By now, you’ve probably written a personal essay, memoir, or narrative that used first person. After all, how could you write a personal essay about yourself, for instance, without using the dreaded “I” word?
However, academic essays differ from personal essays; they are typically researched and use a formal tone. Because of these differences, when students write an academic essay, they quickly shy away from first person because of what they have been told in high school or because they believe that first person feels too informal for an intellectual, researched text. Yet while first person can definitely be overused in academic essays (which is likely why your teachers tell you not to use it), there are moments in a paper when it is not only appropriate, but it is actually effective and/or persuasive to use first person. The following are a few instances in which it is appropriate to use first person in an academic essay:
- Including a personal anecdote: You have more than likely been told that you need a strong “hook” to draw your readers in during an introduction. Sometimes, the best hook is a personal anecdote, or a short amusing story about yourself. In this situation, it would seem unnatural not to use first-person pronouns such as “I” and “myself.” Your readers will appreciate the personal touch and will want to keep reading! (For more information about incorporating personal anecdotes into your writing, see "Employing Narrative in an Essay.")
- Establishing your credibility (ethos): Ethos is a term stemming back to Ancient Greece that essentially means “character” in the sense of trustworthiness or credibility. A writer can establish her ethos by convincing the reader that she is trustworthy source. Oftentimes, the best way to do that is to get personal—tell the reader a little bit about yourself. (For more information about ethos, see "Ethos.")
For instance, let’s say you are writing an essay arguing that dance is a sport. Using the occasional personal pronoun to let your audience know that you, in fact, are a classically trained dancer—and have the muscles and scars to prove it—goes a long way in establishing your credibility and proving your argument. And this use of first person will not distract or annoy your readers because it is purposeful.
- Clarifying passive constructions: Often, when writers try to avoid using first person in essays, they end up creating confusing, passive sentences.

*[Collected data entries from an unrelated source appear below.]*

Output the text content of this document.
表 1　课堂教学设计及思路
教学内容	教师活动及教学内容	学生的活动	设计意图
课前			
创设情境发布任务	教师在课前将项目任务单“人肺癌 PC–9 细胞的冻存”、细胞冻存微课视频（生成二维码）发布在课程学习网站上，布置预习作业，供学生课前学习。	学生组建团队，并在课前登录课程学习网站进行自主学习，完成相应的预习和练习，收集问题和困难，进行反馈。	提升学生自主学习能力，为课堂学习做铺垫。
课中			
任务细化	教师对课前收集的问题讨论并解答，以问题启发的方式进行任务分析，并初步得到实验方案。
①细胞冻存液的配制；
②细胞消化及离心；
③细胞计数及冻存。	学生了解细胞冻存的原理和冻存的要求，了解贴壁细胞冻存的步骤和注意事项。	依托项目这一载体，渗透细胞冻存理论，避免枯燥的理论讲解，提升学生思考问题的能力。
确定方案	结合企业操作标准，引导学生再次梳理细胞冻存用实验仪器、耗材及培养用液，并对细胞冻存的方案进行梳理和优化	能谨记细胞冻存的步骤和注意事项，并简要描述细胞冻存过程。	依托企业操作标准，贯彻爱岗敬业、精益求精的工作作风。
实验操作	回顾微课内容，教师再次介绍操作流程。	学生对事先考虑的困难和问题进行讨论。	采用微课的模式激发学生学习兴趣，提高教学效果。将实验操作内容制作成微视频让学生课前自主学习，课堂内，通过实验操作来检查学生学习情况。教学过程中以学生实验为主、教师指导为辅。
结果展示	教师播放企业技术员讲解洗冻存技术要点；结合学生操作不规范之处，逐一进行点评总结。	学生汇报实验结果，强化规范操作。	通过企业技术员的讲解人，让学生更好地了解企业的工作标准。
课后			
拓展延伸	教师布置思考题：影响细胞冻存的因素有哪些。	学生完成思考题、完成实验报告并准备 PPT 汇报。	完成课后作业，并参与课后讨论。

For instance, let’s say I am writing an essay about different word processing technologies, and I want to make the point that I am using Microsoft Word to write this essay. If I tried to avoid first-person pronouns, my sentence might read: “Right now, this essay is being written in Microsoft Word.” While this sentence is not wrong, it is what we call passive—the subject of the sentence is being acted upon because there is no one performing the action. To most people, this sentence sounds better: “Right now, I am writing this essay in Microsoft Word.” Do you see the difference? In this case, using first person makes your writing clearer.
- Stating your position in relation to others: Sometimes, especially in an argumentative essay, it is necessary to state your opinion on the topic. Readers want to know where you stand, and it is sometimes helpful to assert yourself by putting your own opinions into the essay. You can imagine the passive sentences (see above) that might occur if you try to state your argument without using the word “I.” The key here is to use first person sparingly. Use personal pronouns enough to get your point across clearly without inundating your readers with this language.
Now, the above list is certainly not exhaustive. The best thing to do is to use your good judgment, and you can always check with your instructor if you are unsure of his or her perspective on the issue. Ultimately, if you feel that using first person has a purpose or will have a strategic effect on your audience, then it is probably fine to use first-person pronouns. Just be sure not to overuse this language, at the risk of sounding narcissistic, self-centered, or unaware of others’ opinions on a topic.